Обсуждение: what server stats to track / monitor ?

От:
Alan McKay
Дата:

Hey folks,

I'm new to performance monitoring and tuning of PG/Linux (have a fair
bit of experience in Windows, though those skills were last used about
5 years ago)

I finally have Munin set up in my production environment, and my
goodness it tracks a whole whack of stuff by default!

I want to turn off the graphing of unimportant data, to unclutter the
graphs and focus on what's important.

So, from the perspective of both Linux and PG, is there canonical list
of "here are the most important X things to track" ?

On the PG side I currently have 1 graph for # connections, another for
DB size, and another for TPS.  Then there are a few more graphs that
are really cluttered up, each with 8 or 9 things on them.

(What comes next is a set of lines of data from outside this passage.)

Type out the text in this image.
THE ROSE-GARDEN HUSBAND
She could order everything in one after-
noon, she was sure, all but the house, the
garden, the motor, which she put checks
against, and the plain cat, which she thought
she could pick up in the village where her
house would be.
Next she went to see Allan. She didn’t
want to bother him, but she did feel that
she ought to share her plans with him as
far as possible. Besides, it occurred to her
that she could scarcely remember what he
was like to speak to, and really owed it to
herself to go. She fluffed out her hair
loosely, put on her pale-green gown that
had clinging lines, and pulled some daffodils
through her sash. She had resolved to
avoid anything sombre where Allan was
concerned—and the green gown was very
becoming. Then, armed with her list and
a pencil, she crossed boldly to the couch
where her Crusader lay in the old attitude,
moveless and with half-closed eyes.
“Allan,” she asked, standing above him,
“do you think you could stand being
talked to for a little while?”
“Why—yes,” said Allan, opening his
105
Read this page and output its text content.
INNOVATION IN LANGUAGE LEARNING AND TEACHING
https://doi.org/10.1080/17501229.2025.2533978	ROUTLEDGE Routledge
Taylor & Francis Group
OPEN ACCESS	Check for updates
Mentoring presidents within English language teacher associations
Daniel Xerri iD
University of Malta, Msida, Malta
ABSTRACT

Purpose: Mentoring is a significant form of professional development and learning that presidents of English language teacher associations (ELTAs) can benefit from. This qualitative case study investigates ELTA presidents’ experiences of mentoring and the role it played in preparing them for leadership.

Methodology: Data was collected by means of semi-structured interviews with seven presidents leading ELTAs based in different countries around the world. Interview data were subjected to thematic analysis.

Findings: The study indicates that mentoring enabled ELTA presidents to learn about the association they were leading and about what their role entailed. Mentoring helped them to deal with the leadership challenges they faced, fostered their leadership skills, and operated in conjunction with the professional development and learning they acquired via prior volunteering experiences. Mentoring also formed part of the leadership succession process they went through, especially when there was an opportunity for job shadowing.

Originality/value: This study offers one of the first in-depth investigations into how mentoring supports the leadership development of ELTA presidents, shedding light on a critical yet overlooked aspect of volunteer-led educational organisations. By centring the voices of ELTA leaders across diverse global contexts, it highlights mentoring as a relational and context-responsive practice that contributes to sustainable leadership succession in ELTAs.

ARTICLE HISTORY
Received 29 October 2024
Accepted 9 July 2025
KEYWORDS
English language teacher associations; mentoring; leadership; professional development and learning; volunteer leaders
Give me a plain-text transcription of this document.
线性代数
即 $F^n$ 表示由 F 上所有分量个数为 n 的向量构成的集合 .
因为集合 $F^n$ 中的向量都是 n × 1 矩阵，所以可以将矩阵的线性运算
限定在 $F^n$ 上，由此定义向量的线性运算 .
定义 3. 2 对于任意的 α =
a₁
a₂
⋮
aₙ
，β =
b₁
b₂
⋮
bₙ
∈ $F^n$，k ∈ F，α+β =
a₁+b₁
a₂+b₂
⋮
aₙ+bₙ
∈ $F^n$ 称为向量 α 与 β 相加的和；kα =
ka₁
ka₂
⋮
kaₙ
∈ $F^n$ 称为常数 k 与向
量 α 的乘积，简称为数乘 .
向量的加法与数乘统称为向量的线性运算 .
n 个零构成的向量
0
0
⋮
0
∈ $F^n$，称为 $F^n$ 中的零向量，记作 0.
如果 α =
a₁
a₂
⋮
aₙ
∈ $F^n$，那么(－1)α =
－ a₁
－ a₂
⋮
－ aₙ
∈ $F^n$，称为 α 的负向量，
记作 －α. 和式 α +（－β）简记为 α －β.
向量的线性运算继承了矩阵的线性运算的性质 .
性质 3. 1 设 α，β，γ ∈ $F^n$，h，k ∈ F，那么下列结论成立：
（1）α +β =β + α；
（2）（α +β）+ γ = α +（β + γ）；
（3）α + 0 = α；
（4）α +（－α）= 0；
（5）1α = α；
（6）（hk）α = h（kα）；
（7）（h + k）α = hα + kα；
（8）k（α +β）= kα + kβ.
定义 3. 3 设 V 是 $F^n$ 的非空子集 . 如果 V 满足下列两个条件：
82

On the Linux side, I clearly want to track HD usage, CPU, memory.  But
not sure what aspects of each.  There is also a default Munin graph
for IO Stat - not sure what I am looking for there (I know what it
does of course, just not sure what to look for in the numbers)

I know some of this stuff was mentioned at PG Con so now I start going
back through all my notes and the videos.  Already been reviewing.

If there is not already a wiki page for this I'll write one.   I see
this is a good general jump off point :

http://wiki.postgresql.org/wiki/Performance_Optimization

But jumping off from there (and searching on "Performance") does not
come up with anything like what I am talking about.

Is there some good Linux performance monitoring and tuning reading
that you can recommend?

thanks,
-Alan

--
“Mother Nature doesn’t do bailouts.”
         - Glenn Prickett

От:
Joshua Tolley
Дата:

On Fri, Jun 12, 2009 at 03:52:19PM -0400, Alan McKay wrote:
> I want to turn off the graphing of unimportant data, to unclutter the
> graphs and focus on what's important.

I'm unfamiliar with Munin, but if you can turn off the graphing (so as to
achieve your desired level of un-cluttered-ness) without disabling the capture
of the data that was being graphed, you'll be better off. Others' opinions may
certainly vary, but in my experience, provided you're not causing a
performance problem simply because you're monitoring so much stuff, you're
best off capturing every statistic reasonably possible. The time will probably
come when you'll find that that statistic, and all the history you've been
capturing for it, becomes useful.

- Josh / eggyknap


От:
Alan McKay
Дата:

> I'm unfamiliar with Munin, but if you can turn off the graphing (so as to
> achieve your desired level of un-cluttered-ness) without disabling the capture
> of the data that was being graphed, you'll be better off. Others' opinions may
> certainly vary, but in my experience, provided you're not causing a
> performance problem simply because you're monitoring so much stuff, you're
> best off capturing every statistic reasonably possible. The time will probably
> come when you'll find that that statistic, and all the history you've been
> capturing for it, becomes useful.

Yes, Munin does allow me to turn off graphing without turning off collecting.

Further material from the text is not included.